Sources in Iconography in the Blackader-Lauterman Library of Architecture and Art
Description
Contains Photos, Illustrations, Index
$45.00
ISBN 0-7717-0474-7
DDC 016.701
Publisher
Year
Contributor
Doris Hutton Auxier teaches art at Trinity Western University in British
Columbia.
Review
Art historians and contemporary postmodern artists have long debated the
social and iconographic nature of art. This annotated bibliography of
iconography in McGill University’s Blackader-Lauterman Library of
Architecture and Art collection is timely, given the demand for the
exploration of the symbolic social constructions underlying meaning and
form. Like one of the books in the McGill collection—Ripa’s
Iconologia (1593), which became a kind of iconographic “artist’s
Bible” in the 17th century—this bibliography will introduce future
students of iconography and iconology to a wide range of resources as
they explore images and their meanings in past and present cultures.
The particular strengths of the bibliography are the coverage of
bibliographies of art history, the general reference sources in
iconography, and sign and symbol in historic Christian art traditions.

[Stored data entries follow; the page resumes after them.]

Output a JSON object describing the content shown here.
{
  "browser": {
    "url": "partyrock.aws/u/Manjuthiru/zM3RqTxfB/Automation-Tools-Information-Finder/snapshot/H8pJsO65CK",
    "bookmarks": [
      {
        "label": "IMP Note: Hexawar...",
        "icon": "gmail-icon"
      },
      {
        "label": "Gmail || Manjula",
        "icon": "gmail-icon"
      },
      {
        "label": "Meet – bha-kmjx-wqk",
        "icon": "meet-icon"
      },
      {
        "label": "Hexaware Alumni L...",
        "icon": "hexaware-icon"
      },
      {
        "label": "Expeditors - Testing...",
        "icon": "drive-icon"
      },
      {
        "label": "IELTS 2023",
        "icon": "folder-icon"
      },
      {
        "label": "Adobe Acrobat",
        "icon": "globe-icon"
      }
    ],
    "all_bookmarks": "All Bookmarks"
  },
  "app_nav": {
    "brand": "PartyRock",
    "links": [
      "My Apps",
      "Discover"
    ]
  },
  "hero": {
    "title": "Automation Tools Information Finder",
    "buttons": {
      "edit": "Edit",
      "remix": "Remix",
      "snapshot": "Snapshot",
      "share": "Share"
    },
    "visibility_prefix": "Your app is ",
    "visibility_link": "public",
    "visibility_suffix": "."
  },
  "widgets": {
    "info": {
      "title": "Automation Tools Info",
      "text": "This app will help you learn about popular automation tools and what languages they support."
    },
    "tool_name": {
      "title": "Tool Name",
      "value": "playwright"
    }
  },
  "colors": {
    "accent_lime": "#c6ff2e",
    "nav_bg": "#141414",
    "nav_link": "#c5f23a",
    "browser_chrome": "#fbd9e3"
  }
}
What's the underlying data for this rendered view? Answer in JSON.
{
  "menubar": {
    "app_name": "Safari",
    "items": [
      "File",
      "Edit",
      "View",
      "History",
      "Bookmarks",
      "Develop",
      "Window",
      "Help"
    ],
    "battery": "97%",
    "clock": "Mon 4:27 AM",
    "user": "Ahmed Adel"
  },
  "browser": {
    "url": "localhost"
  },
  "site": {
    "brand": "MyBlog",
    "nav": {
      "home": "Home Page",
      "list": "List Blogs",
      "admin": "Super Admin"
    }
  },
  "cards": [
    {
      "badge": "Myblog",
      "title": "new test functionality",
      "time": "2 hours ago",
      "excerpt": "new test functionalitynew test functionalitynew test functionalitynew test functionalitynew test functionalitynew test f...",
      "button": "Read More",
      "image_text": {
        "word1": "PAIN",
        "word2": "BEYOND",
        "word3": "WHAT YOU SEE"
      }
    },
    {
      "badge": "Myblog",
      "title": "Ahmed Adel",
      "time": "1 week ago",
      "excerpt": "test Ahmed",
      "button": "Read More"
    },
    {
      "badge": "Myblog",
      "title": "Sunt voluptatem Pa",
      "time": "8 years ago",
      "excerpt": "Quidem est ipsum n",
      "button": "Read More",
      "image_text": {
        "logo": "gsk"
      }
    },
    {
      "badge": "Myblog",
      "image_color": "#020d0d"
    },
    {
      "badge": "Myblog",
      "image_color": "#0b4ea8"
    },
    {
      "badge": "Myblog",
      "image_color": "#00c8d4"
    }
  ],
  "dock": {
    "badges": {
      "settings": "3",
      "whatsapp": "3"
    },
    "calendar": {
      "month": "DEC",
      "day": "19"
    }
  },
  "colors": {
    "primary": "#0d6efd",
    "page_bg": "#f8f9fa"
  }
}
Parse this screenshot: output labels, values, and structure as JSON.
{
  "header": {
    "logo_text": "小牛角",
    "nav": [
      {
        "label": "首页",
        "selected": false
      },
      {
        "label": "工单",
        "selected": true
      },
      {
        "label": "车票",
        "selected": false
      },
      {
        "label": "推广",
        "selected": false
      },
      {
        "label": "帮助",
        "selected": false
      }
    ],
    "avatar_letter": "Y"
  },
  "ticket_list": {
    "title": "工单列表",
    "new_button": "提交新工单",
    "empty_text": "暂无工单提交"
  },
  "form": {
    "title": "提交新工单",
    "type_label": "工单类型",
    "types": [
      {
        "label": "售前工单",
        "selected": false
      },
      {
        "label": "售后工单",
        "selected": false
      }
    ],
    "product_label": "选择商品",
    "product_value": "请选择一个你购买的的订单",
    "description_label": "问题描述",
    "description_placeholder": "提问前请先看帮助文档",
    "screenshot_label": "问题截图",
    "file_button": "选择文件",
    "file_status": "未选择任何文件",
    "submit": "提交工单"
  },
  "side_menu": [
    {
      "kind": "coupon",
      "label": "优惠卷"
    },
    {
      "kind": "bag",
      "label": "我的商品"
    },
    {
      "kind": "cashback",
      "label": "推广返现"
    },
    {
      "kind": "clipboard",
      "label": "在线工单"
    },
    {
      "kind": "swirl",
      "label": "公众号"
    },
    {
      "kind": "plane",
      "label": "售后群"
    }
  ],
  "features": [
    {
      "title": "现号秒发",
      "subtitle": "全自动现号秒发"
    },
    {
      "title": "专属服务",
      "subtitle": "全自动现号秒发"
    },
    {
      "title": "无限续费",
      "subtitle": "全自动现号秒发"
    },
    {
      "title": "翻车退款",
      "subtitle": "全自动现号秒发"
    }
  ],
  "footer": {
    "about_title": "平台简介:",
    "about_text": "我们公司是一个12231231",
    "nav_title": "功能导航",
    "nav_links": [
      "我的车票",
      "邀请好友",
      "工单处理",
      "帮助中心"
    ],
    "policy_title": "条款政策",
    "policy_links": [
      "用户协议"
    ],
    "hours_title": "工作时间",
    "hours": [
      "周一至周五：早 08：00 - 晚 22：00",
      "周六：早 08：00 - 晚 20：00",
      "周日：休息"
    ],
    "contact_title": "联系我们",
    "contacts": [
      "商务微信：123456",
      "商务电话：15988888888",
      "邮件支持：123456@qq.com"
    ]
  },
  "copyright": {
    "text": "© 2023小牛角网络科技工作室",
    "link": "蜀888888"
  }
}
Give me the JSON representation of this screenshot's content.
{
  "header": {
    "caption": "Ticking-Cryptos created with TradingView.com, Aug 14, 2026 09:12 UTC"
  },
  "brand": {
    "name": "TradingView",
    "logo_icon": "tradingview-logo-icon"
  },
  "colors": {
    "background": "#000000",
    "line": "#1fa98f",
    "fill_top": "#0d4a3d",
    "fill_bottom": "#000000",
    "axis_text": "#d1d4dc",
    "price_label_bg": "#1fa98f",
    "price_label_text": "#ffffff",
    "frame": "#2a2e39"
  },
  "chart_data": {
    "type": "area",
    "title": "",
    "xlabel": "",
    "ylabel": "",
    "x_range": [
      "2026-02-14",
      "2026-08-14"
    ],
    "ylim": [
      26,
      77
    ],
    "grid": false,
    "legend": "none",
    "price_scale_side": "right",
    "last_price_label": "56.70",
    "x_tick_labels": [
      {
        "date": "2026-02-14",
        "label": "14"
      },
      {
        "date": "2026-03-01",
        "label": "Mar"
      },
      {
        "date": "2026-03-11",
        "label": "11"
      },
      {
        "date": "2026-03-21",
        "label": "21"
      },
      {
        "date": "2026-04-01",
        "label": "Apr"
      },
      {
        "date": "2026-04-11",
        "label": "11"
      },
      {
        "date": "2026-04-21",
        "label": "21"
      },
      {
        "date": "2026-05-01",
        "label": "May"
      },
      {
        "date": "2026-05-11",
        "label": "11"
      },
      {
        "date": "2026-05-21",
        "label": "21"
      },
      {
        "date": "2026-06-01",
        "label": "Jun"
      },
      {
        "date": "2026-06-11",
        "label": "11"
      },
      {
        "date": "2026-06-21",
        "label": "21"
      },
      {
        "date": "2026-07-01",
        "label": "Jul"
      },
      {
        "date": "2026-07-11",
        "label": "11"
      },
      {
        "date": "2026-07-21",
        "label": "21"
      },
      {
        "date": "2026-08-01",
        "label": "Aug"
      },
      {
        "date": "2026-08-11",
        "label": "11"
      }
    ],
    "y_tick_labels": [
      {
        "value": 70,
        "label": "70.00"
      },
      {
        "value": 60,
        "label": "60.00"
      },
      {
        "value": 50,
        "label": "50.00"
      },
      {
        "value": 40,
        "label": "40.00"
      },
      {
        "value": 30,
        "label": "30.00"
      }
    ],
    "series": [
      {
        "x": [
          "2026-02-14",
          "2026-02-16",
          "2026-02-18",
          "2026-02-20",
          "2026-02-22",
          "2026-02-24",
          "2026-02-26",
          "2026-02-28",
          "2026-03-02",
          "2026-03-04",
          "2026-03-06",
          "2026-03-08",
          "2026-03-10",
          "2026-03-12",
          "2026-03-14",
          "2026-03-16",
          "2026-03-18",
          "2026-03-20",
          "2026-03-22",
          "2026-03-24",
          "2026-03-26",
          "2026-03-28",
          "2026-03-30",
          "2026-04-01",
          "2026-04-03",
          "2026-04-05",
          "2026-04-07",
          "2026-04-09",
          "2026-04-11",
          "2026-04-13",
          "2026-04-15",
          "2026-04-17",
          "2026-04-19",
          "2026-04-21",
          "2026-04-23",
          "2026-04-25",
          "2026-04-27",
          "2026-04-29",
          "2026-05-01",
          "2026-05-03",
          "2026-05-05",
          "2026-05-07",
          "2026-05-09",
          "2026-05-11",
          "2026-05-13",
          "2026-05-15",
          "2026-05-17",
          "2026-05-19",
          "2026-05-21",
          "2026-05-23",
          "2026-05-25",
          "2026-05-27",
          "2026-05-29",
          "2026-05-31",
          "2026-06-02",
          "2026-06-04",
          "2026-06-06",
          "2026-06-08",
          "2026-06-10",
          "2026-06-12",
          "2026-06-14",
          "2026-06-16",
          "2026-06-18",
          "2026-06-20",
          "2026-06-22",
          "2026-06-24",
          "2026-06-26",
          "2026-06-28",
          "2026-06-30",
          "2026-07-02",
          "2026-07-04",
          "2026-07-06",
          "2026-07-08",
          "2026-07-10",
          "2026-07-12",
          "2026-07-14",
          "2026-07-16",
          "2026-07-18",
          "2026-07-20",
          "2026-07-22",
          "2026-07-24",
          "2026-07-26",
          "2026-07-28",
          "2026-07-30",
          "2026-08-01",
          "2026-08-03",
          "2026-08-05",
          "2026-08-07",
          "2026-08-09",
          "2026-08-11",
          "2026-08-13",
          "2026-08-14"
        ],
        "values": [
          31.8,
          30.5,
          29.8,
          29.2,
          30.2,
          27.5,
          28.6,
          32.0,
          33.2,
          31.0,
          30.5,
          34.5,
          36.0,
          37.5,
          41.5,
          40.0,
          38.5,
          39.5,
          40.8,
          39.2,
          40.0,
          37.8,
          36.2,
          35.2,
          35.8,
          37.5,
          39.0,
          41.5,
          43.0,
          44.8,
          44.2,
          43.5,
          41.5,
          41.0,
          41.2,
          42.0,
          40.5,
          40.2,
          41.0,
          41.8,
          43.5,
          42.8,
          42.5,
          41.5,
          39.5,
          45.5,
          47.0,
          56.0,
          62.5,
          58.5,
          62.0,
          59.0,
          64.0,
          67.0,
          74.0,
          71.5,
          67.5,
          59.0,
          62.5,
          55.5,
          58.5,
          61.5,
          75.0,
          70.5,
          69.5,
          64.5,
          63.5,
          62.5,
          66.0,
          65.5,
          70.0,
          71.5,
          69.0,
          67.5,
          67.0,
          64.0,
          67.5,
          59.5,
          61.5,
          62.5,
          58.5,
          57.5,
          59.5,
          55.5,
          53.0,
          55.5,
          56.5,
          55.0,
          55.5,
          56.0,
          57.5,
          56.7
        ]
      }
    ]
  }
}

There is less generous coverage of other cultures: Asian art is fairly
well represented, but the collection is weak in African, Latin American,
and North American Native iconography.
The first three sections of the text contain general bibliographies of
art history and of reference sources and studies in iconography. The
fourth section covers classical mythology and the fifth and sixth sacred
and secular imagery; the latter section includes such fascinating
entries as “Plant and Garden Imagery,” “Music Imagery,” and
“Images of Death.” The final section deals with a variety of
iconographical issues.
This book, which includes 32 illustrations and excellent indexes, will
be of particular interest to artists in search of images,
anthropologists, and historians of art.